I was doing my usual routine of putting away laundry on Sunday night when I realized that I had more shirts than I did hangers. As I went through the closet piece by piece looking for unused hangers hiding between shirts, I shook my head realizing I don’t wear more than a third of the pieces of clothes that I own.
It was time to do a closet purge.
I went through not only my closet, but also my dresser drawers removing anything that I hadn’t worn within the last year. When I had finished, there was a massive pile of clothes in the middle of my bedroom floor.
Normally, this is where I would stuff everything into a couple of heavy duty garbage bags and drop them off at Goodwill. The last time I did this, my neighbor asked me if I had received a receipt for my taxes. I remembered being asked by the guy at the donation center if I wanted one, and I knew I could use charitable donations to benefit my tax return, but I just didn’t know enough about the process so I declined.
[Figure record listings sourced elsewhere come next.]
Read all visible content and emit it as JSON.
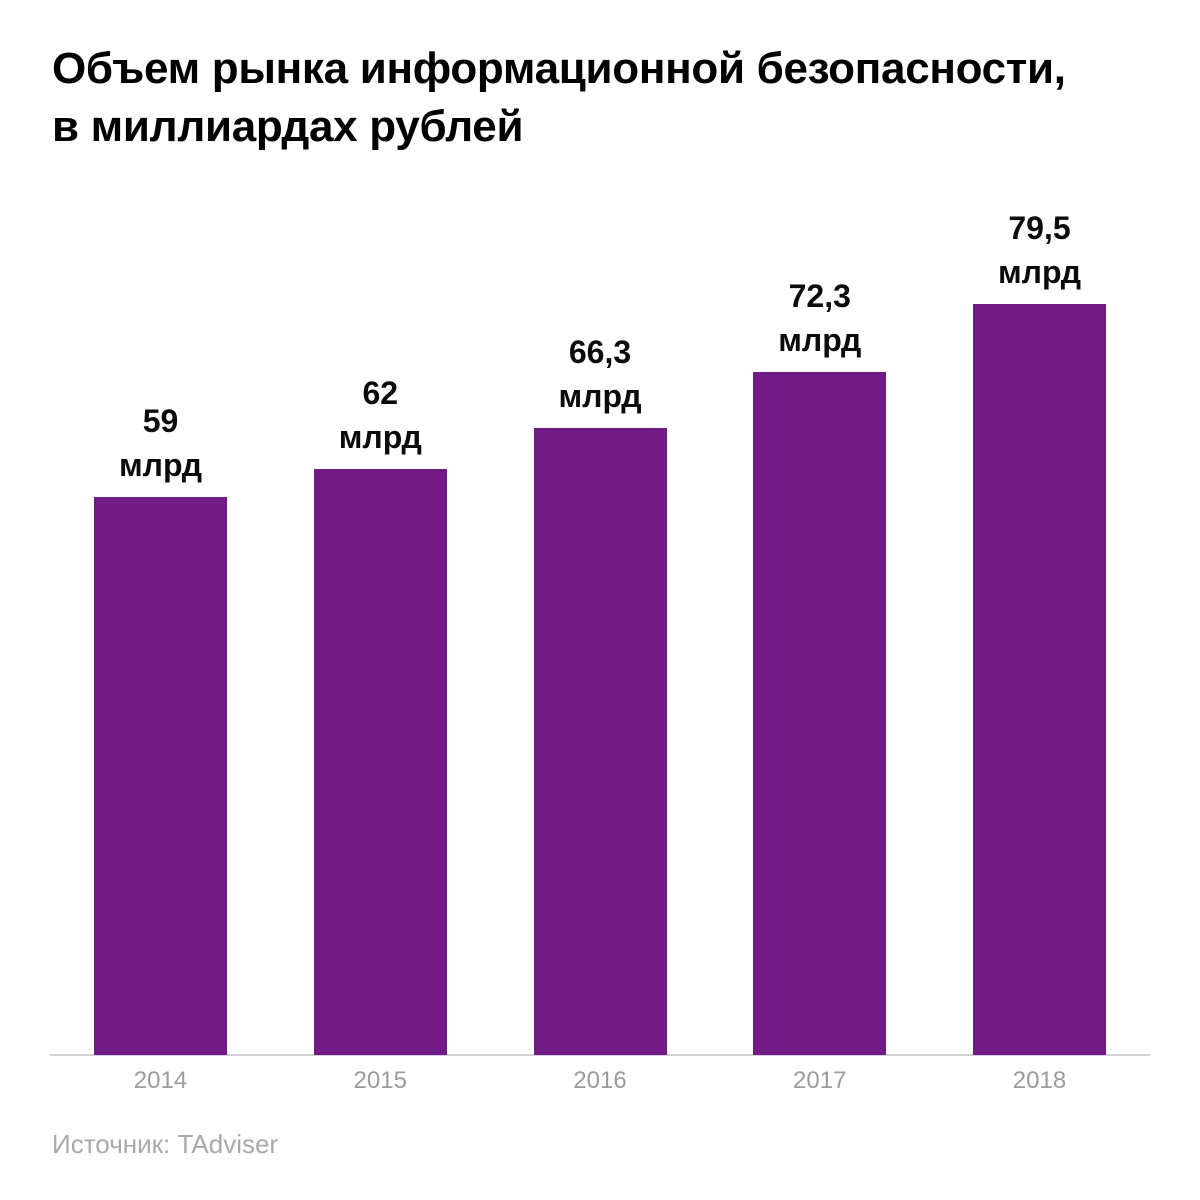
{
  "title": {
    "lines": [
      "Объем рынка информационной безопасности,",
      "в миллиардах рублей"
    ]
  },
  "source": {
    "text": "Источник: TAdviser"
  },
  "colors": {
    "bar": "#721A87",
    "axis": "#D2D2D2",
    "title": "#000000",
    "value_label": "#0B0B0B",
    "year_label": "#9B9B9B",
    "source": "#A9A9A9",
    "background": "#FFFFFF"
  },
  "chart_data": {
    "type": "bar",
    "title": "Объем рынка информационной безопасности, в миллиардах рублей",
    "categories": [
      "2014",
      "2015",
      "2016",
      "2017",
      "2018"
    ],
    "values": [
      59,
      62,
      66.3,
      72.3,
      79.5
    ],
    "value_labels": [
      [
        "59",
        "млрд"
      ],
      [
        "62",
        "млрд"
      ],
      [
        "66,3",
        "млрд"
      ],
      [
        "72,3",
        "млрд"
      ],
      [
        "79,5",
        "млрд"
      ]
    ],
    "unit": "млрд рублей",
    "xlabel": "",
    "ylabel": "",
    "ylim": [
      0,
      85
    ],
    "grid": false,
    "legend": false,
    "bar_color": "#721A87",
    "source": "TAdviser"
  }
}
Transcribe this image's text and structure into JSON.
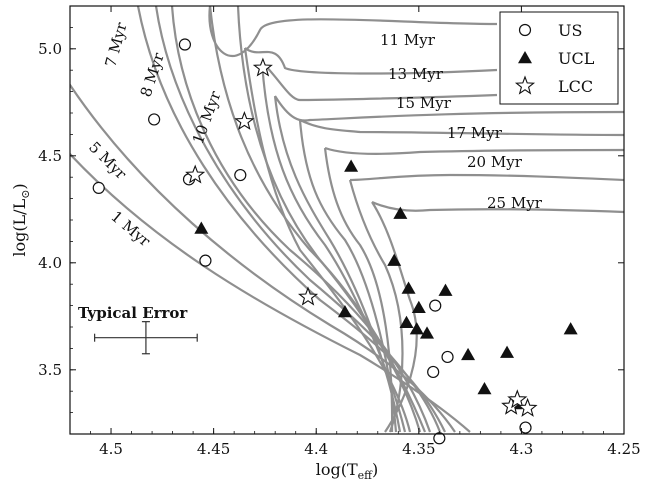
{
  "chart_data": {
    "type": "scatter",
    "xlabel": "log(T",
    "xlabel_sub": "eff",
    "xlabel_close": ")",
    "ylabel": "log(L/L",
    "ylabel_sub": "⊙",
    "ylabel_close": ")",
    "xlim": [
      4.52,
      4.25
    ],
    "ylim": [
      3.2,
      5.2
    ],
    "x_ticks": [
      4.5,
      4.45,
      4.4,
      4.35,
      4.3,
      4.25
    ],
    "x_tick_labels": [
      "4.5",
      "4.45",
      "4.4",
      "4.35",
      "4.3",
      "4.25"
    ],
    "y_ticks": [
      3.5,
      4.0,
      4.5,
      5.0
    ],
    "y_tick_labels": [
      "3.5",
      "4.0",
      "4.5",
      "5.0"
    ],
    "grid": false,
    "legend_position": "top-right",
    "series": [
      {
        "name": "US",
        "marker": "circle",
        "points": [
          [
            4.464,
            5.02
          ],
          [
            4.479,
            4.67
          ],
          [
            4.462,
            4.39
          ],
          [
            4.437,
            4.41
          ],
          [
            4.506,
            4.35
          ],
          [
            4.454,
            4.01
          ],
          [
            4.342,
            3.8
          ],
          [
            4.336,
            3.56
          ],
          [
            4.343,
            3.49
          ],
          [
            4.298,
            3.23
          ],
          [
            4.34,
            3.18
          ]
        ]
      },
      {
        "name": "UCL",
        "marker": "triangle",
        "points": [
          [
            4.383,
            4.45
          ],
          [
            4.359,
            4.23
          ],
          [
            4.362,
            4.01
          ],
          [
            4.456,
            4.16
          ],
          [
            4.355,
            3.88
          ],
          [
            4.337,
            3.87
          ],
          [
            4.35,
            3.79
          ],
          [
            4.386,
            3.77
          ],
          [
            4.356,
            3.72
          ],
          [
            4.351,
            3.69
          ],
          [
            4.346,
            3.67
          ],
          [
            4.326,
            3.57
          ],
          [
            4.307,
            3.58
          ],
          [
            4.276,
            3.69
          ],
          [
            4.318,
            3.41
          ],
          [
            4.303,
            3.34
          ]
        ]
      },
      {
        "name": "LCC",
        "marker": "star",
        "points": [
          [
            4.426,
            4.91
          ],
          [
            4.435,
            4.66
          ],
          [
            4.459,
            4.41
          ],
          [
            4.404,
            3.84
          ],
          [
            4.305,
            3.33
          ],
          [
            4.302,
            3.36
          ],
          [
            4.297,
            3.32
          ]
        ]
      }
    ],
    "isochrones": [
      {
        "name": "1 Myr"
      },
      {
        "name": "5 Myr"
      },
      {
        "name": "7 Myr"
      },
      {
        "name": "8 Myr"
      },
      {
        "name": "10 Myr"
      },
      {
        "name": "11 Myr"
      },
      {
        "name": "13 Myr"
      },
      {
        "name": "15 Myr"
      },
      {
        "name": "17 Myr"
      },
      {
        "name": "20 Myr"
      },
      {
        "name": "25 Myr"
      }
    ],
    "annotation": "Typical Error",
    "typical_error": {
      "x": 4.483,
      "y": 3.65,
      "x_err": 0.025,
      "y_err": 0.075
    }
  }
}
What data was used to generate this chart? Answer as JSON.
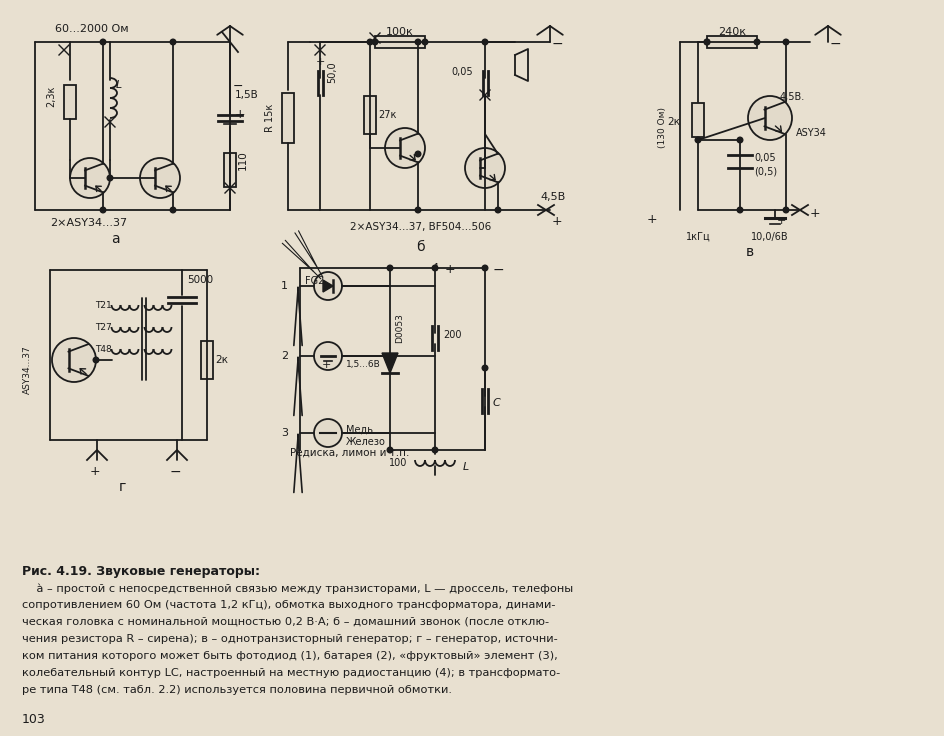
{
  "bg": "#e8e0d0",
  "paper": "#e2daca",
  "ink": "#1c1c1c",
  "fig_width": 9.44,
  "fig_height": 7.36,
  "dpi": 100,
  "title_caption": "Рис. 4.19. Звуковые генераторы:",
  "caption_lines": [
    "    à – простой с непосредственной связью между транзисторами, L — дроссель, телефоны",
    "сопротивлением 60 Ом (частота 1,2 кГц), обмотка выходного трансформатора, динами-",
    "ческая головка с номинальной мощностью 0,2 В·А; б – домашний звонок (после отклю-",
    "чения резистора R – сирена); в – однотранзисторный генератор; г – генератор, источни-",
    "ком питания которого может быть фотодиод (1), батарея (2), «фруктовый» элемент (3),",
    "колебательный контур LC, настроенный на местную радиостанцию (4); в трансформато-",
    "ре типа Т48 (см. табл. 2.2) используется половина первичной обмотки."
  ],
  "page_number": "103"
}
So, I did some research on donating non-cash items to charity.
It turns out you can’t just load up some garbage bags with your old stuff, throw them out the back of your van at the Goodwill drop off center while barely slowing down, and write a random dollar value on your tax forms.
There’s some things you need to know about when donating non-cash items to charities.
1. Charities can’t sell worn out or broken items. I separated my clothes into two piles. One of clothes that were soiled, stained or ripped, and another of clothes that were in gently used condition. The first pile was loaded into a garbage bag and tossed outside to be disposed of.
2. You have to estimate the value of your donation to report on your tax return: I separated the pile of gently used items by type: shirts, pants, sweatshirts, and sweaters. Then I grabbed my laptop, and created a spreadsheet inventorying every article of clothing I was going to donate.
Then, I downloaded the donation value guide from Goodwill’s website and assigned a value to each item of clothing, letting the spreadsheet add up the total for me.
3. You have to have documentation to prove you actually donated your items: I printed out the spreadsheet, and loaded the clothes into bags and into my van. Once I got to Goodwill, a gentleman helped me unload my items, and asked if I wanted a receipt. At my request, he signed and dated a receipt and gave it to me. I also asked him to sign and date my printed spreadsheet just for cross verification of my donation.
Of course, this isn’t quite the end of the story, as there is another chapter to this story once you reach tax time.
- Donations to charities are only reported on your taxes when you can itemize deductions. If you commonly use the standard deduction, going through the effort to assign a value to your donation may not be a good use of your time.
- Non-cash donations such as these will be reported with your other itemized deductions on Schedule A of tax form 1040
- To claim a donation of property valued at $250 or more, you must have written acknowledgement from the receiving organization describing the property donated. This is why I had the Goodwill employee sign and date my spreadsheet, as well as fill out (and sign) the receipt given by them with a general description of what I donated.
- If the total of all non cash contributions in a given year exceeds $500, you must fill out section A of IRS Form 8283 as part of your tax return.
- I can’t see myself doing this anytime soon, but it’s worth mentioning that if you ever donate a single item, or a group of similar items that has a value exceeding $5000, you’ll need to fill out Section B of Form 8283 which requires a qualified appraisal of the item(s), and include them with your tax return.
As I drove across town home from dropping of my items at Goodwill, I wondered just how much my donation would save me on my taxes. Doing a little research, charitable contributions will save you roughly 25 cents for each dollar you donate. It does depend on what tax bracket you fall into, but it’s a good guideline to start with.
Using the guideline from Goodwill, I estimated the value of my donation at $207. Twenty-five percent of that is just under $52. Looking ahead, we’ll be doing the same closet purge for each of the four members of my family. Doing a little rough estimating, that means that we could potentially have $828 worth of donations to Goodwill this year, with a rough savings on our taxes of $207.
Cleaning out our closets accomplishes three goals:
1.) Declutters our home
2.) Provides quality items to charity that can help less fortunate people
3.) Saves us money on our total tax bill.
It did take some time to enter all the items and their estimated values into the spreadsheet. However, the effort of cleaning out my closet and drawers, separating gently used from throw away items, and dropping the items off at Goodwill are things I was going to do anyway.
How about you readers, do you donate items to charity? Do you claim them on your taxes or do you do what I did and just drop them off?